1. ## Equation for an oblique cone?

For my own purposes I have been trying to write a program that draws a radial gradient. In computer graphics, a radial gradient blends a colour from the edge of a circle to a focus point within. When the focus is at the centre of the circle, it is simple enough to treat the gradient as a right circular cone with a height of 1.0. Given a pixel at position x and y, z will represent the ratio with which to interpolate between colours. The equation I used is:

${x^2 \over a^2} + {y^2 \over b^2} = {z^2 \over c^2}$

A gradient with a non-centred focus is an oblique cone, but I am having a difficult time finding the equation used to represent an oblique cone. The extent of my math education is single variable calculus about a dozen years ago, so I am not up to the task of trying to derive the equation myself.
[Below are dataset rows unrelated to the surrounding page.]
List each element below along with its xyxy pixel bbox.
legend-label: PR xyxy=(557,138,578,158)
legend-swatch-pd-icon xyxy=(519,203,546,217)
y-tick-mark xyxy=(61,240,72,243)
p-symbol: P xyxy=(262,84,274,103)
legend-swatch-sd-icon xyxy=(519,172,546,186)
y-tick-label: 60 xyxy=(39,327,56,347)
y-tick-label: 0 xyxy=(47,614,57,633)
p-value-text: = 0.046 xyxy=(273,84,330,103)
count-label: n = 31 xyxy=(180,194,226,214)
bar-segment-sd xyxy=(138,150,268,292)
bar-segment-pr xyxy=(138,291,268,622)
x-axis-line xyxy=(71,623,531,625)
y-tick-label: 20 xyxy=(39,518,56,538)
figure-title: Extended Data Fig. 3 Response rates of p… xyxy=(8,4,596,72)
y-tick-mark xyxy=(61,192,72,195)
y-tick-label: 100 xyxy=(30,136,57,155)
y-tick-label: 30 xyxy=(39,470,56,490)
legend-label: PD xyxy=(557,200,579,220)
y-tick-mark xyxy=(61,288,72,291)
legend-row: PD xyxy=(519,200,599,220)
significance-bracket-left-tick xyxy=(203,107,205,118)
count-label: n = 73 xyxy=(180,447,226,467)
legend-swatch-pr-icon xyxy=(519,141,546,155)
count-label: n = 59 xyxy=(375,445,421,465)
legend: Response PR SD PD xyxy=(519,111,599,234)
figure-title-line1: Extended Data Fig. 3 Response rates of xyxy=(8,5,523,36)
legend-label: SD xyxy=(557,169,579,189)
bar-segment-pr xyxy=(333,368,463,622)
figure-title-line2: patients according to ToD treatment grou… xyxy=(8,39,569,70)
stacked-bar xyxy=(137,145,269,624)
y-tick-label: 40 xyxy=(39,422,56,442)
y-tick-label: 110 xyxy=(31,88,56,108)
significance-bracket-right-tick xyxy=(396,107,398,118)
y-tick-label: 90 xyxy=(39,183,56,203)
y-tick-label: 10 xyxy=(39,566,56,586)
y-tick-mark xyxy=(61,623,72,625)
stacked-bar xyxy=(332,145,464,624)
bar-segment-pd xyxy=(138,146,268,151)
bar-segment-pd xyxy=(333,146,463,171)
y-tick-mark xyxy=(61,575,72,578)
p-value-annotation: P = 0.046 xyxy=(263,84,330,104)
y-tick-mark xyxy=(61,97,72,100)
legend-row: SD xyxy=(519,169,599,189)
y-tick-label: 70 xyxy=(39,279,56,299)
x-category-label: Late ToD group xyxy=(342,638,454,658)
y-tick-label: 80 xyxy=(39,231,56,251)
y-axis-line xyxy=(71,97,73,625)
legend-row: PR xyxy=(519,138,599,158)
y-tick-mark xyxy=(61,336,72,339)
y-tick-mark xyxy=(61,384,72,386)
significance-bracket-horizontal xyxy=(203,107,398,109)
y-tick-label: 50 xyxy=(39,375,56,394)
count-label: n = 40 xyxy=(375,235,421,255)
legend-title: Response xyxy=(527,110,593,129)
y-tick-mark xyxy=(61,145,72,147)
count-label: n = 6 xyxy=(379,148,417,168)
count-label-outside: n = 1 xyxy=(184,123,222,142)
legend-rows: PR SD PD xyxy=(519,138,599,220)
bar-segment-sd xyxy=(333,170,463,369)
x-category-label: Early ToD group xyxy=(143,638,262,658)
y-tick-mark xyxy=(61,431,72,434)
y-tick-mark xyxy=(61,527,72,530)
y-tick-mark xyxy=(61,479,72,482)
Does such an equation exist? Or is an oblique cone simply a right cone whose base is an inclined section? Any help would be appreciated.

Thank you.

2. ## Re: Equation for an oblique cone?

Is this what you're looking for?

$x^2+y^2=\frac{a^2(h-z)^2}{h^2}$

3. ## Re: Equation for an oblique cone?

Originally Posted by pflo
$x^2+y^2=\frac{a^2(h-z)^2}{h^2}$
This is a right cone. See the picture here.

4. ## Re: Equation for an oblique cone?

Unfortunately, no. As I mentioned, I'm beginning to think that an oblique cone is merely a right cone rotated such that an inclined elliptical section becomes its base.